[Verse-dev] [Verse-dev]understanding event collapse

Marcus Hoffmann verse-dev@blender.org
Wed, 18 Aug 2004 10:30:25 +0200


> The basis of this system is that UDP network packets can arrive out of
> order. or get lost (if a packet gets lost it will be resent and hence
> out of order, so in this mail i will only refer to this as out of order.)
>
> if we now consider us sending thees 2 commands:
>
> verse_send_g_layer_create
> verse_send_b_init_dimensions
>
> if thees two commands arrive out of order it doesnt matter because the
> deal with two different parts of the data set that can be updated
> independently.
>
> However, what if the two commands are the same commands? lets imagine
> that we send the following two commands:
>
> verse_send_b_init_dimensions(1, 128, 128, 1);
> verse_send_b_init_dimensions(2, 256, 256, 1);
>
> if thees two commands arrive out of order it doesnt matter either
> because even if they use the same command they deal with two different
> nodes. The problem comes when you have two commands that deals with the
> same data:
>
> verse_send_b_init_dimensions(2, 128, 128, 1);
> verse_send_b_init_dimensions(2, 256, 256, 1);
>
> Now this would be parsed as the bitmap should have a size of 128*128*1
> and then it is changed to 256*256*1. If the two arrive out of order
> there will be a problem, because the node will first be 256*256*1 and
> then 128*128*1. In other word we would get the wrong result and the two
> sides would be out of sync.

So this is another good example where a change command would be a benefit.
If you send the first create command and after that a change command may
looking like that:

verse_send_b_init_dimensions(2, 128, 128, 1);
verse_send_b_change_dimensions(2, 256, 256, 1);

you would have no problems with overwriting something. If the change command
arrives before the create command nothing will happen! and then the create
command arrives and will create a layer.
Yes - the change is lost, but you won't have wrong data. But what you then
can think of is a stack that holds the change command for a short time. and
looks for an arriving create command that contains the layer or node that
you wish to change......

But its in my eyes a clearer solution and much easier to implement and to
understand.
The Problem with the out-of-order-incoming-commands will be a problem
anyway, no question, but catching those events is much easier in the way i
thought of.


> The basis of this system is that UDP network packets can arrive out of
> order. or get lost (if a packet gets lost it will be resent and hence
> out of order, so in this mail i will only refer to this as out of order.)

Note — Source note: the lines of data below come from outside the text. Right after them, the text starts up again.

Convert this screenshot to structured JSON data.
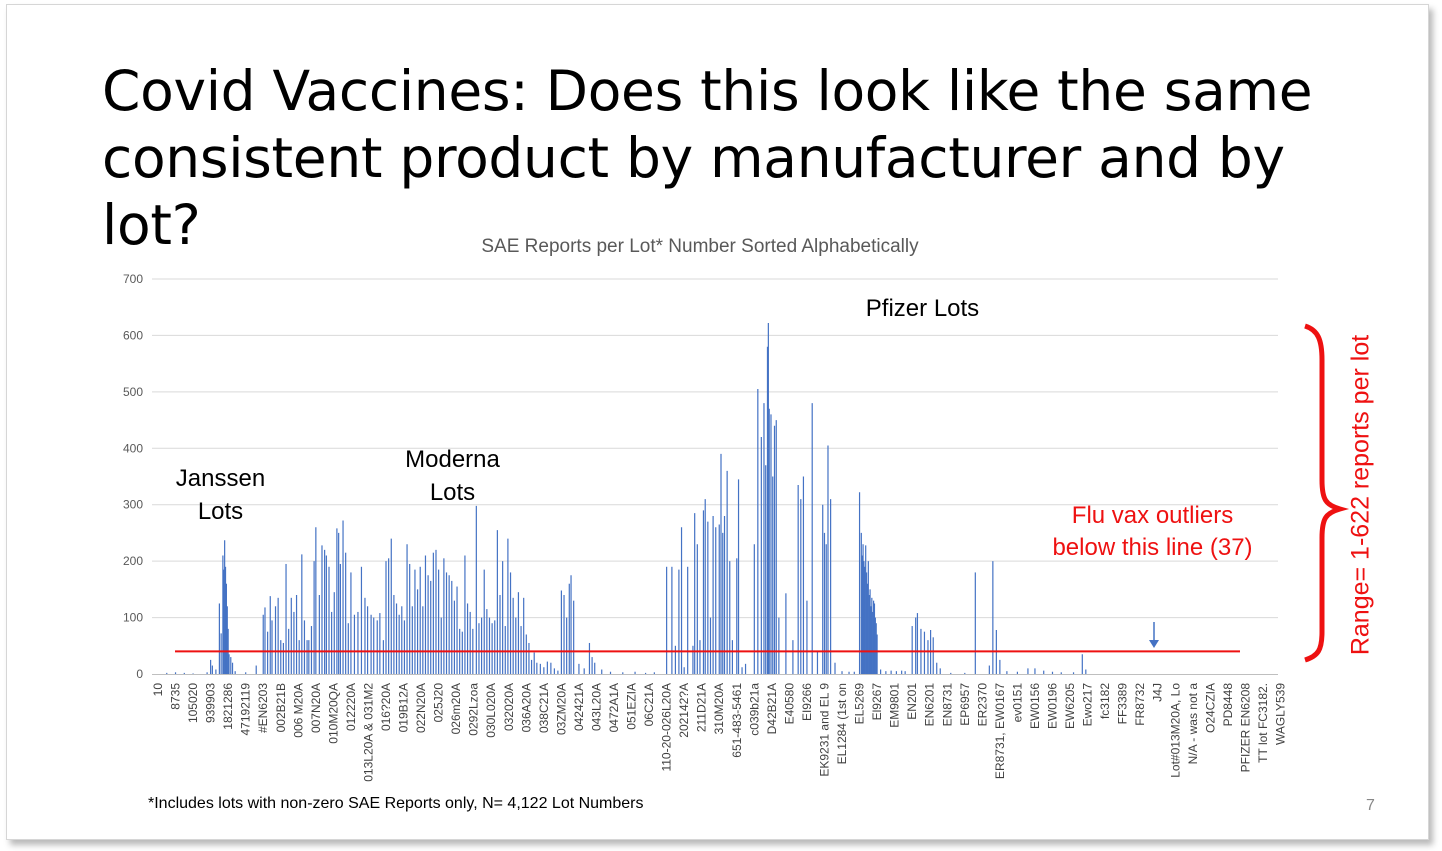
{
  "slide": {
    "title": "Covid Vaccines: Does this look like the same consistent product by manufacturer and by lot?",
    "footnote": "*Includes lots with non-zero SAE Reports only, N= 4,122 Lot Numbers",
    "page_number": "7"
  },
  "annotations": {
    "janssen": "Janssen\nLots",
    "moderna": "Moderna\nLots",
    "pfizer": "Pfizer Lots",
    "flu": "Flu vax outliers\nbelow this line (37)",
    "range": "Range= 1-622 reports per lot"
  },
  "colors": {
    "bars": "#4472c4",
    "reference_line": "#ee1111",
    "annotation_red": "#ee1111",
    "grid": "#d9d9d9",
    "axis_text": "#595959"
  },
  "chart_data": {
    "type": "bar",
    "title": "SAE Reports per Lot* Number Sorted Alphabetically",
    "xlabel": "",
    "ylabel": "",
    "ylim": [
      0,
      700
    ],
    "yticks": [
      0,
      100,
      200,
      300,
      400,
      500,
      600,
      700
    ],
    "grid": true,
    "legend": "none",
    "x_tick_labels": [
      "10",
      "8735",
      "105020",
      "939903",
      "1821286",
      "47192119",
      "#EN6203",
      "002B21B",
      "006 M20A",
      "007N20A",
      "010M20QA",
      "012220A",
      "013L20A & 031M2",
      "016?20A",
      "019B12A",
      "022N20A",
      "025J20",
      "026m20A",
      "0292Lzoa",
      "030L020A",
      "032020A",
      "036A20A",
      "038C21A",
      "03ZM20A",
      "042421A",
      "043L20A",
      "0472A1A",
      "051EZIA",
      "06C21A",
      "110-20-026L20A",
      "202142?A",
      "211D21A",
      "310M20A",
      "651-483-5461",
      "c039b21a",
      "D42B21A",
      "E40580",
      "EI9266",
      "EK9231 and EL 9",
      "EL1284 (1st on",
      "EL5269",
      "El9267",
      "EM9801",
      "EN201",
      "EN6201",
      "EN8731",
      "EP6957",
      "ER2370",
      "ER8731, EW0167",
      "ev0151",
      "EW0156",
      "EW0196",
      "EW6205",
      "Ewo217",
      "fc3182",
      "FF3389",
      "FR8732",
      "J4J",
      "Lot#013M20A, Lo",
      "N/A - was not a",
      "O24CZIA",
      "PD8448",
      "PFIZER EN6208",
      "TT lot FC3182.",
      "WAGLY539"
    ],
    "reference_line": 40,
    "range": [
      1,
      622
    ],
    "lot_count": 4122,
    "bars": [
      {
        "x": 0.5,
        "value": 2
      },
      {
        "x": 1.0,
        "value": 3
      },
      {
        "x": 1.5,
        "value": 2
      },
      {
        "x": 2.0,
        "value": 1
      },
      {
        "x": 2.8,
        "value": 3
      },
      {
        "x": 3.0,
        "value": 25
      },
      {
        "x": 3.1,
        "value": 15
      },
      {
        "x": 3.3,
        "value": 8
      },
      {
        "x": 3.5,
        "value": 125
      },
      {
        "x": 3.6,
        "value": 72
      },
      {
        "x": 3.7,
        "value": 210
      },
      {
        "x": 3.75,
        "value": 185
      },
      {
        "x": 3.8,
        "value": 237
      },
      {
        "x": 3.85,
        "value": 190
      },
      {
        "x": 3.9,
        "value": 160
      },
      {
        "x": 3.95,
        "value": 120
      },
      {
        "x": 4.0,
        "value": 80
      },
      {
        "x": 4.05,
        "value": 35
      },
      {
        "x": 4.15,
        "value": 30
      },
      {
        "x": 4.25,
        "value": 20
      },
      {
        "x": 4.4,
        "value": 5
      },
      {
        "x": 5.0,
        "value": 3
      },
      {
        "x": 5.6,
        "value": 15
      },
      {
        "x": 6.0,
        "value": 105
      },
      {
        "x": 6.1,
        "value": 118
      },
      {
        "x": 6.25,
        "value": 75
      },
      {
        "x": 6.4,
        "value": 138
      },
      {
        "x": 6.5,
        "value": 95
      },
      {
        "x": 6.7,
        "value": 120
      },
      {
        "x": 6.85,
        "value": 135
      },
      {
        "x": 7.0,
        "value": 60
      },
      {
        "x": 7.15,
        "value": 55
      },
      {
        "x": 7.3,
        "value": 195
      },
      {
        "x": 7.45,
        "value": 80
      },
      {
        "x": 7.6,
        "value": 135
      },
      {
        "x": 7.75,
        "value": 110
      },
      {
        "x": 7.9,
        "value": 140
      },
      {
        "x": 8.05,
        "value": 60
      },
      {
        "x": 8.2,
        "value": 212
      },
      {
        "x": 8.35,
        "value": 95
      },
      {
        "x": 8.5,
        "value": 60
      },
      {
        "x": 8.6,
        "value": 60
      },
      {
        "x": 8.75,
        "value": 85
      },
      {
        "x": 8.9,
        "value": 200
      },
      {
        "x": 9.0,
        "value": 260
      },
      {
        "x": 9.2,
        "value": 140
      },
      {
        "x": 9.35,
        "value": 228
      },
      {
        "x": 9.5,
        "value": 220
      },
      {
        "x": 9.6,
        "value": 210
      },
      {
        "x": 9.75,
        "value": 190
      },
      {
        "x": 9.9,
        "value": 110
      },
      {
        "x": 10.05,
        "value": 145
      },
      {
        "x": 10.2,
        "value": 258
      },
      {
        "x": 10.3,
        "value": 250
      },
      {
        "x": 10.4,
        "value": 195
      },
      {
        "x": 10.55,
        "value": 272
      },
      {
        "x": 10.7,
        "value": 215
      },
      {
        "x": 10.85,
        "value": 90
      },
      {
        "x": 11.0,
        "value": 180
      },
      {
        "x": 11.2,
        "value": 105
      },
      {
        "x": 11.4,
        "value": 110
      },
      {
        "x": 11.6,
        "value": 190
      },
      {
        "x": 11.8,
        "value": 135
      },
      {
        "x": 11.95,
        "value": 120
      },
      {
        "x": 12.15,
        "value": 105
      },
      {
        "x": 12.3,
        "value": 100
      },
      {
        "x": 12.5,
        "value": 95
      },
      {
        "x": 12.65,
        "value": 108
      },
      {
        "x": 12.85,
        "value": 60
      },
      {
        "x": 13.0,
        "value": 200
      },
      {
        "x": 13.15,
        "value": 205
      },
      {
        "x": 13.3,
        "value": 240
      },
      {
        "x": 13.45,
        "value": 140
      },
      {
        "x": 13.6,
        "value": 125
      },
      {
        "x": 13.75,
        "value": 105
      },
      {
        "x": 13.9,
        "value": 120
      },
      {
        "x": 14.05,
        "value": 95
      },
      {
        "x": 14.2,
        "value": 230
      },
      {
        "x": 14.35,
        "value": 195
      },
      {
        "x": 14.5,
        "value": 120
      },
      {
        "x": 14.65,
        "value": 185
      },
      {
        "x": 14.8,
        "value": 150
      },
      {
        "x": 14.95,
        "value": 190
      },
      {
        "x": 15.1,
        "value": 120
      },
      {
        "x": 15.25,
        "value": 210
      },
      {
        "x": 15.4,
        "value": 175
      },
      {
        "x": 15.55,
        "value": 165
      },
      {
        "x": 15.7,
        "value": 215
      },
      {
        "x": 15.85,
        "value": 220
      },
      {
        "x": 16.0,
        "value": 185
      },
      {
        "x": 16.15,
        "value": 100
      },
      {
        "x": 16.3,
        "value": 205
      },
      {
        "x": 16.45,
        "value": 180
      },
      {
        "x": 16.6,
        "value": 175
      },
      {
        "x": 16.75,
        "value": 165
      },
      {
        "x": 16.9,
        "value": 130
      },
      {
        "x": 17.05,
        "value": 155
      },
      {
        "x": 17.2,
        "value": 80
      },
      {
        "x": 17.35,
        "value": 75
      },
      {
        "x": 17.5,
        "value": 210
      },
      {
        "x": 17.65,
        "value": 125
      },
      {
        "x": 17.8,
        "value": 110
      },
      {
        "x": 17.95,
        "value": 80
      },
      {
        "x": 18.15,
        "value": 298
      },
      {
        "x": 18.3,
        "value": 90
      },
      {
        "x": 18.45,
        "value": 100
      },
      {
        "x": 18.6,
        "value": 185
      },
      {
        "x": 18.75,
        "value": 115
      },
      {
        "x": 18.9,
        "value": 100
      },
      {
        "x": 19.05,
        "value": 90
      },
      {
        "x": 19.2,
        "value": 95
      },
      {
        "x": 19.35,
        "value": 255
      },
      {
        "x": 19.5,
        "value": 140
      },
      {
        "x": 19.65,
        "value": 200
      },
      {
        "x": 19.8,
        "value": 85
      },
      {
        "x": 19.95,
        "value": 240
      },
      {
        "x": 20.1,
        "value": 180
      },
      {
        "x": 20.25,
        "value": 135
      },
      {
        "x": 20.4,
        "value": 100
      },
      {
        "x": 20.55,
        "value": 145
      },
      {
        "x": 20.7,
        "value": 85
      },
      {
        "x": 20.85,
        "value": 135
      },
      {
        "x": 21.0,
        "value": 70
      },
      {
        "x": 21.15,
        "value": 55
      },
      {
        "x": 21.3,
        "value": 25
      },
      {
        "x": 21.45,
        "value": 38
      },
      {
        "x": 21.6,
        "value": 20
      },
      {
        "x": 21.8,
        "value": 18
      },
      {
        "x": 22.0,
        "value": 12
      },
      {
        "x": 22.2,
        "value": 22
      },
      {
        "x": 22.4,
        "value": 20
      },
      {
        "x": 22.6,
        "value": 10
      },
      {
        "x": 22.8,
        "value": 6
      },
      {
        "x": 23.0,
        "value": 148
      },
      {
        "x": 23.15,
        "value": 140
      },
      {
        "x": 23.3,
        "value": 100
      },
      {
        "x": 23.45,
        "value": 160
      },
      {
        "x": 23.55,
        "value": 175
      },
      {
        "x": 23.7,
        "value": 130
      },
      {
        "x": 24.0,
        "value": 18
      },
      {
        "x": 24.3,
        "value": 10
      },
      {
        "x": 24.6,
        "value": 55
      },
      {
        "x": 24.75,
        "value": 30
      },
      {
        "x": 24.9,
        "value": 20
      },
      {
        "x": 25.3,
        "value": 8
      },
      {
        "x": 25.8,
        "value": 4
      },
      {
        "x": 26.5,
        "value": 3
      },
      {
        "x": 27.2,
        "value": 4
      },
      {
        "x": 27.8,
        "value": 2
      },
      {
        "x": 28.3,
        "value": 3
      },
      {
        "x": 29.0,
        "value": 190
      },
      {
        "x": 29.3,
        "value": 190
      },
      {
        "x": 29.5,
        "value": 50
      },
      {
        "x": 29.7,
        "value": 185
      },
      {
        "x": 29.85,
        "value": 260
      },
      {
        "x": 30.0,
        "value": 12
      },
      {
        "x": 30.2,
        "value": 190
      },
      {
        "x": 30.5,
        "value": 50
      },
      {
        "x": 30.6,
        "value": 285
      },
      {
        "x": 30.75,
        "value": 230
      },
      {
        "x": 30.9,
        "value": 60
      },
      {
        "x": 31.1,
        "value": 290
      },
      {
        "x": 31.2,
        "value": 310
      },
      {
        "x": 31.35,
        "value": 270
      },
      {
        "x": 31.5,
        "value": 100
      },
      {
        "x": 31.65,
        "value": 280
      },
      {
        "x": 31.8,
        "value": 260
      },
      {
        "x": 32.0,
        "value": 265
      },
      {
        "x": 32.1,
        "value": 390
      },
      {
        "x": 32.2,
        "value": 250
      },
      {
        "x": 32.3,
        "value": 280
      },
      {
        "x": 32.45,
        "value": 360
      },
      {
        "x": 32.6,
        "value": 200
      },
      {
        "x": 32.75,
        "value": 60
      },
      {
        "x": 33.0,
        "value": 205
      },
      {
        "x": 33.1,
        "value": 345
      },
      {
        "x": 33.3,
        "value": 12
      },
      {
        "x": 33.5,
        "value": 18
      },
      {
        "x": 34.0,
        "value": 230
      },
      {
        "x": 34.2,
        "value": 505
      },
      {
        "x": 34.4,
        "value": 420
      },
      {
        "x": 34.55,
        "value": 480
      },
      {
        "x": 34.65,
        "value": 370
      },
      {
        "x": 34.75,
        "value": 580
      },
      {
        "x": 34.8,
        "value": 622
      },
      {
        "x": 34.85,
        "value": 470
      },
      {
        "x": 34.95,
        "value": 460
      },
      {
        "x": 35.05,
        "value": 350
      },
      {
        "x": 35.15,
        "value": 440
      },
      {
        "x": 35.25,
        "value": 450
      },
      {
        "x": 35.4,
        "value": 100
      },
      {
        "x": 35.8,
        "value": 143
      },
      {
        "x": 36.2,
        "value": 60
      },
      {
        "x": 36.5,
        "value": 335
      },
      {
        "x": 36.65,
        "value": 310
      },
      {
        "x": 36.8,
        "value": 350
      },
      {
        "x": 37.0,
        "value": 130
      },
      {
        "x": 37.3,
        "value": 480
      },
      {
        "x": 37.6,
        "value": 40
      },
      {
        "x": 37.9,
        "value": 300
      },
      {
        "x": 38.0,
        "value": 250
      },
      {
        "x": 38.1,
        "value": 230
      },
      {
        "x": 38.2,
        "value": 405
      },
      {
        "x": 38.35,
        "value": 310
      },
      {
        "x": 38.6,
        "value": 20
      },
      {
        "x": 39.0,
        "value": 5
      },
      {
        "x": 39.4,
        "value": 4
      },
      {
        "x": 39.7,
        "value": 4
      },
      {
        "x": 40.0,
        "value": 322
      },
      {
        "x": 40.1,
        "value": 250
      },
      {
        "x": 40.15,
        "value": 210
      },
      {
        "x": 40.2,
        "value": 230
      },
      {
        "x": 40.25,
        "value": 200
      },
      {
        "x": 40.3,
        "value": 190
      },
      {
        "x": 40.35,
        "value": 228
      },
      {
        "x": 40.4,
        "value": 180
      },
      {
        "x": 40.45,
        "value": 160
      },
      {
        "x": 40.5,
        "value": 200
      },
      {
        "x": 40.55,
        "value": 140
      },
      {
        "x": 40.6,
        "value": 150
      },
      {
        "x": 40.65,
        "value": 120
      },
      {
        "x": 40.7,
        "value": 135
      },
      {
        "x": 40.75,
        "value": 110
      },
      {
        "x": 40.8,
        "value": 130
      },
      {
        "x": 40.85,
        "value": 125
      },
      {
        "x": 40.9,
        "value": 100
      },
      {
        "x": 40.95,
        "value": 90
      },
      {
        "x": 41.0,
        "value": 70
      },
      {
        "x": 41.2,
        "value": 8
      },
      {
        "x": 41.5,
        "value": 5
      },
      {
        "x": 41.8,
        "value": 6
      },
      {
        "x": 42.1,
        "value": 5
      },
      {
        "x": 42.4,
        "value": 6
      },
      {
        "x": 42.6,
        "value": 5
      },
      {
        "x": 43.0,
        "value": 85
      },
      {
        "x": 43.2,
        "value": 100
      },
      {
        "x": 43.3,
        "value": 108
      },
      {
        "x": 43.5,
        "value": 80
      },
      {
        "x": 43.7,
        "value": 75
      },
      {
        "x": 43.9,
        "value": 60
      },
      {
        "x": 44.05,
        "value": 78
      },
      {
        "x": 44.2,
        "value": 65
      },
      {
        "x": 44.4,
        "value": 20
      },
      {
        "x": 44.6,
        "value": 10
      },
      {
        "x": 45.2,
        "value": 2
      },
      {
        "x": 46.0,
        "value": 2
      },
      {
        "x": 46.6,
        "value": 180
      },
      {
        "x": 47.4,
        "value": 15
      },
      {
        "x": 47.6,
        "value": 200
      },
      {
        "x": 47.8,
        "value": 78
      },
      {
        "x": 48.0,
        "value": 25
      },
      {
        "x": 48.4,
        "value": 5
      },
      {
        "x": 49.0,
        "value": 4
      },
      {
        "x": 49.6,
        "value": 10
      },
      {
        "x": 50.0,
        "value": 10
      },
      {
        "x": 50.5,
        "value": 6
      },
      {
        "x": 51.0,
        "value": 4
      },
      {
        "x": 51.5,
        "value": 3
      },
      {
        "x": 52.2,
        "value": 3
      },
      {
        "x": 52.7,
        "value": 35
      },
      {
        "x": 52.9,
        "value": 8
      }
    ]
  }
}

This "or get lost" is a really scaring thing. maybe in most cases it doesn't
matter, but for compression its really a hard thing. If i loose vertices or
a structure information, every compression algorithm will crash. if you want
to compress a mesh with holes (because vertices are lost) or a polygon that
references to non-existing vertices because they were lost, i will have a
big problem... And the thing is: If the compression crashes, every
application that uses a compressed geometry will maybe have a crash too.

A really new thing here - and different from the above discussed problems -
is that i would like to have any information about a mesh. verse does give
me a polygon structure, but no information what is a mesh and where another
one begins. This is really immportant for good compression. Is there
something included that i've not found? Or do we make the internal (or in
the spec) agreement, that every geometry node is one mesh, or every polygon
layer describes one?
And if we do so, really everyone should follow this order. Because i would
then implement the compression on the server relying on that.